John Hines
I haven’t always felt the way I do about our football team. When I first came to Maranatha Baptist Bible College, I wasn’t interested in football. I was a naysayer like a lot of the campus. The football team was not all that good—my freshman year they were 2-7. And the next year they were 0-10. But my junior year I went out for the team. In some ways, I’m still not sure why. I didn’t know anything about football, but I just wanted to play a team sport. I wasn’t sure what to expect. I didn’t know that the team would go 0-10 again that year. The losing streak totaled 33 games. But my senior year, we changed that.
Rockford College was our opponent for the last game of the season of my senior year. Up to that game, both teams were 0-9. Both teams had struggled against teams that outsized them. Maybe my focus was wrong, but throughout the season, I kept asking God for a win. When Saturday came, it was one of the coldest days of the season. The November wind whipped across the field, chilling everyone to the bone, but most of us were too focused on the game to care. Athletes are always nervous before a game, but this was different. We knew this was it—the game everyone had been waiting for.
I am a second string player. As one of the smaller linemen on the team, I play some special teams and occasionally defensive end. I can get frustrated when I don’t get a lot of playing time. But not against Rockford. I wanted our best players in there the entire time to get the best results. It wasn’t about playing time; it was about the team giving everything.

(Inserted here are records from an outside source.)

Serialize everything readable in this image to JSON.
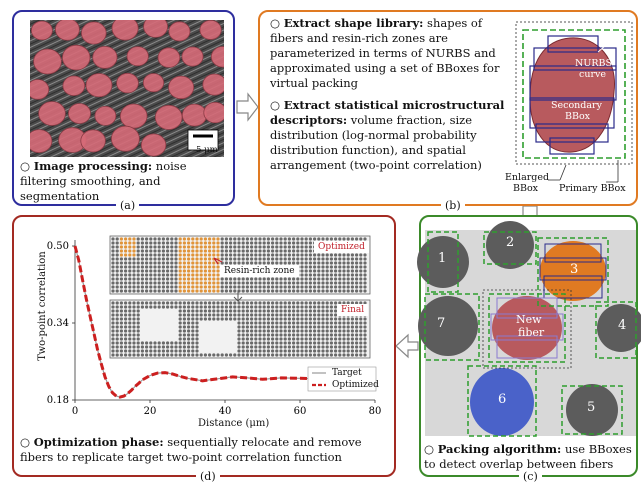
{
  "colors": {
    "blue_border": "#2e2e9e",
    "orange_border": "#e07a22",
    "red_border": "#a32a22",
    "green_border": "#3b8a2a",
    "fiber_red": "#b85a5e",
    "fiber_orange": "#e07a22",
    "fiber_blue": "#4a62c9",
    "fiber_gray": "#5c5c5c"
  },
  "panel_a": {
    "caption": "(a)",
    "title": "Image processing:",
    "body": "noise filtering smoothing, and segmentation",
    "scale_bar": "5 μm"
  },
  "panel_b": {
    "caption": "(b)",
    "item1_title": "Extract shape library:",
    "item1_body": "shapes of fibers and resin-rich zones are parameterized in terms of NURBS and approximated using a set of BBoxes for virtual packing",
    "item2_title": "Extract statistical microstructural descriptors:",
    "item2_body": "volume fraction, size distribution (log-normal probability distribution function), and spatial arrangement (two-point correlation)",
    "labels": {
      "nurbs": "NURBS",
      "curve": "curve",
      "secondary": "Secondary",
      "bbox": "BBox",
      "enlarged": "Enlarged",
      "enlarged_bbox": "BBox",
      "primary": "Primary BBox"
    }
  },
  "panel_c": {
    "caption": "(c)",
    "title": "Packing algorithm:",
    "body": "use BBoxes to detect overlap between fibers",
    "fiber_labels": [
      "1",
      "2",
      "3",
      "4",
      "5",
      "6",
      "7"
    ],
    "new_fiber_line1": "New",
    "new_fiber_line2": "fiber"
  },
  "panel_d": {
    "caption": "(d)",
    "title": "Optimization phase:",
    "body": "sequentially relocate and remove fibers to replicate target two-point correlation function",
    "label_optimized": "Optimized",
    "label_final": "Final",
    "label_resin": "Resin-rich zone"
  },
  "chart_data": {
    "type": "line",
    "xlabel": "Distance (μm)",
    "ylabel": "Two-point correlation",
    "xlim": [
      0,
      80
    ],
    "ylim": [
      0.18,
      0.5
    ],
    "xticks": [
      0,
      20,
      40,
      60,
      80
    ],
    "yticks": [
      0.18,
      0.34,
      0.5
    ],
    "ytick_labels": [
      "0.18",
      "0.34",
      "0.50"
    ],
    "legend_position": "bottom-right",
    "series": [
      {
        "name": "Target",
        "color": "#999999",
        "x": [
          0,
          1,
          2,
          3,
          4,
          5,
          6,
          7,
          8,
          9,
          10,
          11,
          12,
          13,
          14,
          15,
          16,
          17,
          18,
          20,
          22,
          24,
          26,
          28,
          30,
          34,
          38,
          42,
          46,
          50,
          55,
          60,
          65,
          70,
          75,
          80
        ],
        "y": [
          0.5,
          0.47,
          0.43,
          0.39,
          0.355,
          0.32,
          0.285,
          0.255,
          0.228,
          0.208,
          0.195,
          0.188,
          0.186,
          0.188,
          0.193,
          0.2,
          0.208,
          0.215,
          0.222,
          0.231,
          0.236,
          0.237,
          0.234,
          0.229,
          0.225,
          0.22,
          0.224,
          0.228,
          0.226,
          0.223,
          0.226,
          0.225,
          0.224,
          0.226,
          0.225,
          0.225
        ]
      },
      {
        "name": "Optimized",
        "color": "#cc1f1f",
        "x": [
          0,
          1,
          2,
          3,
          4,
          5,
          6,
          7,
          8,
          9,
          10,
          11,
          12,
          13,
          14,
          15,
          16,
          17,
          18,
          20,
          22,
          24,
          26,
          28,
          30,
          34,
          38,
          42,
          46,
          50,
          55,
          60,
          65,
          70,
          75,
          80
        ],
        "y": [
          0.5,
          0.47,
          0.43,
          0.39,
          0.355,
          0.32,
          0.285,
          0.255,
          0.228,
          0.208,
          0.195,
          0.188,
          0.186,
          0.188,
          0.193,
          0.2,
          0.208,
          0.215,
          0.222,
          0.231,
          0.236,
          0.237,
          0.234,
          0.229,
          0.225,
          0.22,
          0.224,
          0.228,
          0.226,
          0.223,
          0.226,
          0.225,
          0.224,
          0.226,
          0.225,
          0.225
        ]
      }
    ]
  }
}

For most of the game, it felt like neither team could move the ball offensively. Our defense shut them down again and again. Rockford got into our red zone twice but we stopped them both times. We ran a new type of defense, putting a lot of pressure on the quarterback, with a couple sacks, and multiple stops at the line of scrimmage. But our offense could not move the ball much better than Rockford could.
Our quarterback threw the ball beautifully, but our receivers seemed to have wooden hands. Pass after pass, we would hold our breaths, waiting for the ball to land in the receiver’s hands, only for him to drop it or completely miss it.

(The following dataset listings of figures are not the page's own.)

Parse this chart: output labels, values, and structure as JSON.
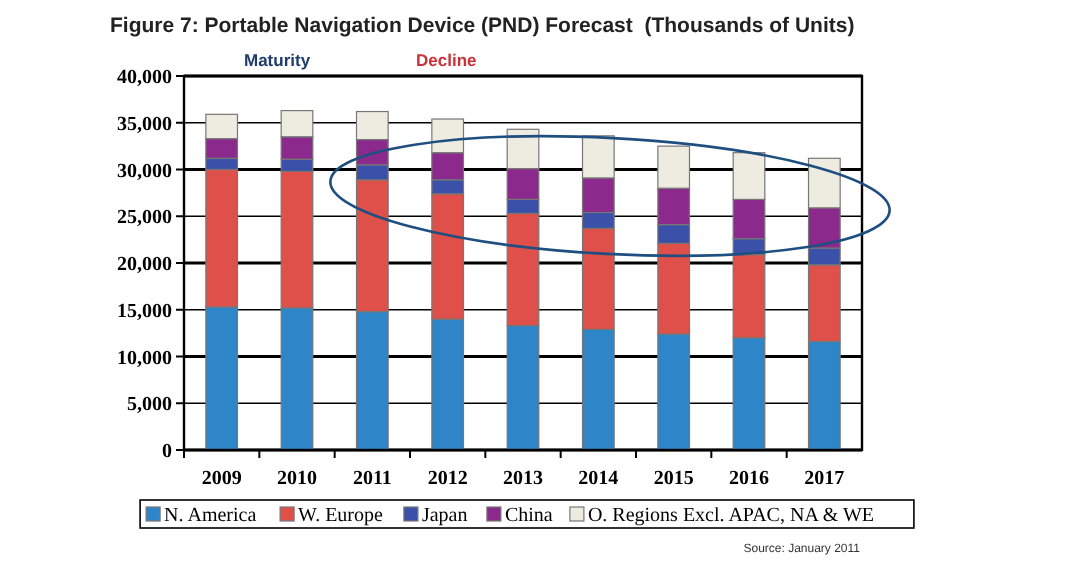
{
  "chart_data": {
    "type": "bar",
    "stacked": true,
    "title": "Figure 7: Portable Navigation Device (PND) Forecast  (Thousands of Units)",
    "categories": [
      "2009",
      "2010",
      "2011",
      "2012",
      "2013",
      "2014",
      "2015",
      "2016",
      "2017"
    ],
    "series": [
      {
        "name": "N. America",
        "color": "#2e86c8",
        "values": [
          15300,
          15200,
          14800,
          14000,
          13300,
          12900,
          12400,
          12000,
          11600
        ]
      },
      {
        "name": "W. Europe",
        "color": "#e0504a",
        "values": [
          14700,
          14600,
          14100,
          13400,
          12000,
          10800,
          9700,
          8900,
          8200
        ]
      },
      {
        "name": "Japan",
        "color": "#3b50a8",
        "values": [
          1200,
          1300,
          1600,
          1500,
          1500,
          1700,
          2000,
          1700,
          1800
        ]
      },
      {
        "name": "China",
        "color": "#8b2a8c",
        "values": [
          2100,
          2400,
          2700,
          2900,
          3300,
          3700,
          3900,
          4200,
          4300
        ]
      },
      {
        "name": "O. Regions Excl. APAC, NA & WE",
        "color": "#eeebe0",
        "values": [
          2600,
          2800,
          3000,
          3600,
          4200,
          4500,
          4500,
          5000,
          5300
        ]
      }
    ],
    "ylim": [
      0,
      40000
    ],
    "yticks": [
      {
        "value": 0,
        "label": "0"
      },
      {
        "value": 5000,
        "label": "5,000"
      },
      {
        "value": 10000,
        "label": "10,000"
      },
      {
        "value": 15000,
        "label": "15,000"
      },
      {
        "value": 20000,
        "label": "20,000"
      },
      {
        "value": 25000,
        "label": "25,000"
      },
      {
        "value": 30000,
        "label": "30,000"
      },
      {
        "value": 35000,
        "label": "35,000"
      },
      {
        "value": 40000,
        "label": "40,000"
      }
    ],
    "grid": "y",
    "legend": "bottom",
    "annotations": [
      "Maturity",
      "Decline",
      "Source: January 2011"
    ]
  }
}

Neither team scored in the first half, but we didn’t care. We were still alive and came into the second half ferociously. The third quarter was much the same as the first half, with not much happening. But then we did it. We scored at the end of the third quarter with a short pass to our running back, who trucked into the end-zone.
As expected, we were going nuts. I was so excited I almost forgot to run onto the field for the extra point. The touchdown was like nitro for our engine. We knew we could do it. We could beat these guys.

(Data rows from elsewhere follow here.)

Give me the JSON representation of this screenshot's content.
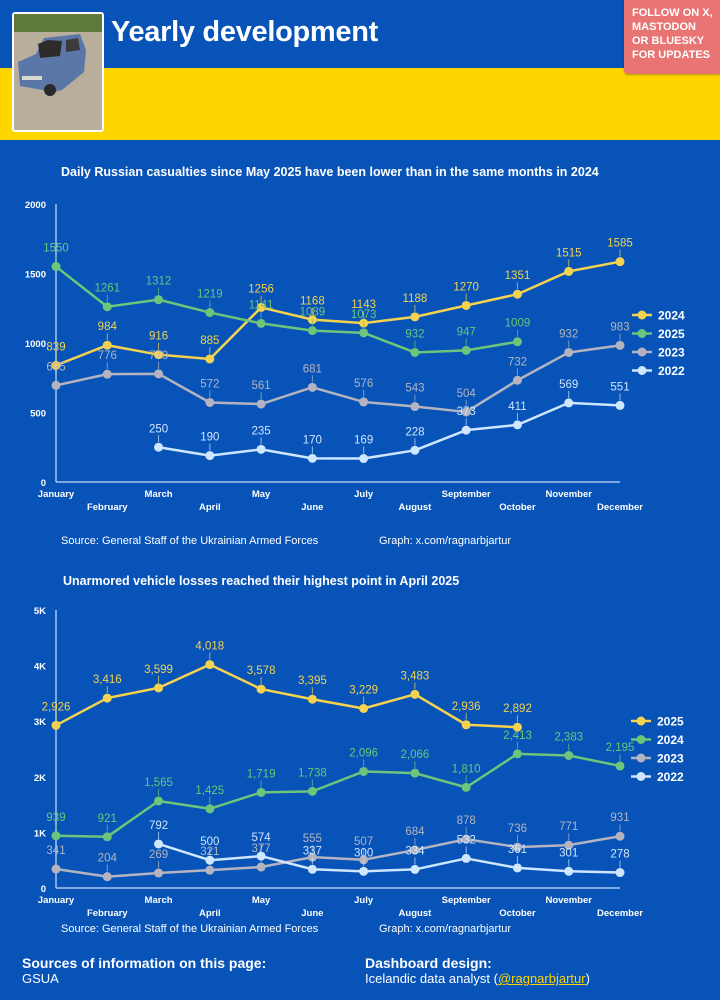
{
  "header": {
    "title": "Yearly development",
    "follow_note": "FOLLOW ON X,\nMASTODON\nOR BLUESKY\nFOR UPDATES",
    "photo_icon": "destroyed-car-photo"
  },
  "colors": {
    "background": "#0753b8",
    "flag_yellow": "#ffd500",
    "follow_badge": "#e87474",
    "series_yellow": "#f5d34f",
    "series_green": "#6cc57a",
    "series_gray": "#b4b4c0",
    "series_lightblue": "#cfe6ff"
  },
  "chart_data": [
    {
      "type": "line",
      "title": "Daily Russian casualties since May 2025 have been lower than in the same months in 2024",
      "xlabel": "",
      "ylabel": "",
      "categories": [
        "January",
        "February",
        "March",
        "April",
        "May",
        "June",
        "July",
        "August",
        "September",
        "October",
        "November",
        "December"
      ],
      "ylim": [
        0,
        2000
      ],
      "yticks": [
        "0",
        "500",
        "1000",
        "1500",
        "2000"
      ],
      "grid": false,
      "legend_position": "right",
      "series": [
        {
          "name": "2024",
          "color": "#f5d34f",
          "values": [
            839,
            984,
            916,
            885,
            1256,
            1168,
            1143,
            1188,
            1270,
            1351,
            1515,
            1585
          ]
        },
        {
          "name": "2025",
          "color": "#6cc57a",
          "values": [
            1550,
            1261,
            1312,
            1219,
            1141,
            1089,
            1073,
            932,
            947,
            1009,
            null,
            null
          ]
        },
        {
          "name": "2023",
          "color": "#b4b4c0",
          "values": [
            695,
            776,
            778,
            572,
            561,
            681,
            576,
            543,
            504,
            732,
            932,
            983
          ]
        },
        {
          "name": "2022",
          "color": "#cfe6ff",
          "values": [
            null,
            null,
            250,
            190,
            235,
            170,
            169,
            228,
            373,
            411,
            569,
            551
          ]
        }
      ],
      "source": "Source: General Staff of the Ukrainian Armed Forces",
      "credit": "Graph: x.com/ragnarbjartur"
    },
    {
      "type": "line",
      "title": "Unarmored vehicle losses reached their highest point in April 2025",
      "xlabel": "",
      "ylabel": "",
      "categories": [
        "January",
        "February",
        "March",
        "April",
        "May",
        "June",
        "July",
        "August",
        "September",
        "October",
        "November",
        "December"
      ],
      "ylim": [
        0,
        5000
      ],
      "yticks": [
        "0",
        "1K",
        "2K",
        "3K",
        "4K",
        "5K"
      ],
      "grid": false,
      "legend_position": "right",
      "series": [
        {
          "name": "2025",
          "color": "#f5d34f",
          "values": [
            2926,
            3416,
            3599,
            4018,
            3578,
            3395,
            3229,
            3483,
            2936,
            2892,
            null,
            null
          ]
        },
        {
          "name": "2024",
          "color": "#6cc57a",
          "values": [
            939,
            921,
            1565,
            1425,
            1719,
            1738,
            2096,
            2066,
            1810,
            2413,
            2383,
            2195
          ]
        },
        {
          "name": "2023",
          "color": "#b4b4c0",
          "values": [
            341,
            204,
            269,
            321,
            377,
            555,
            507,
            684,
            878,
            736,
            771,
            931
          ]
        },
        {
          "name": "2022",
          "color": "#cfe6ff",
          "values": [
            null,
            null,
            792,
            500,
            574,
            337,
            300,
            334,
            532,
            361,
            301,
            278
          ]
        }
      ],
      "source": "Source: General Staff of the Ukrainian Armed Forces",
      "credit": "Graph: x.com/ragnarbjartur"
    }
  ],
  "footer": {
    "sources_heading": "Sources of information on this page:",
    "sources_text": "GSUA",
    "design_heading": "Dashboard design:",
    "design_text_prefix": "Icelandic data analyst (",
    "design_link": "@ragnarbjartur",
    "design_text_suffix": ")"
  }
}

The fourth quarter made the game feel how any football game should feel: nail-biting intense. We forced four interceptions, but also fumbled on our 20-yard line. Our linebacker ran the fourth interception back for a 90 yard touchdown with only a minute left in the game. Somehow, they scored with only seconds left, but it didn’t matter. We won. We did it. Thirty-three games, 3 years, and countless pessimists later, the Maranatha Crusaders had won a game. And I was there.
As the last seconds of the clock ran out, Maranatha players and fans stormed the field. I had never been part of something like this before. I had a crowd screaming their lungs out for my team. Grown men were crying, everyone was hugging and cheering. I wasn’t emotional until our center, a senior like me, grabbed me and started crying on my shoulder. Then I lost it.
As I walked off the windy field to the locker room, I realized my legs were shaky. It truly felt like a dream. I had never won in football, much less be a part of a team that broke the longest current losing streak in the NCAA. Winning that game was one of the best moments of my life.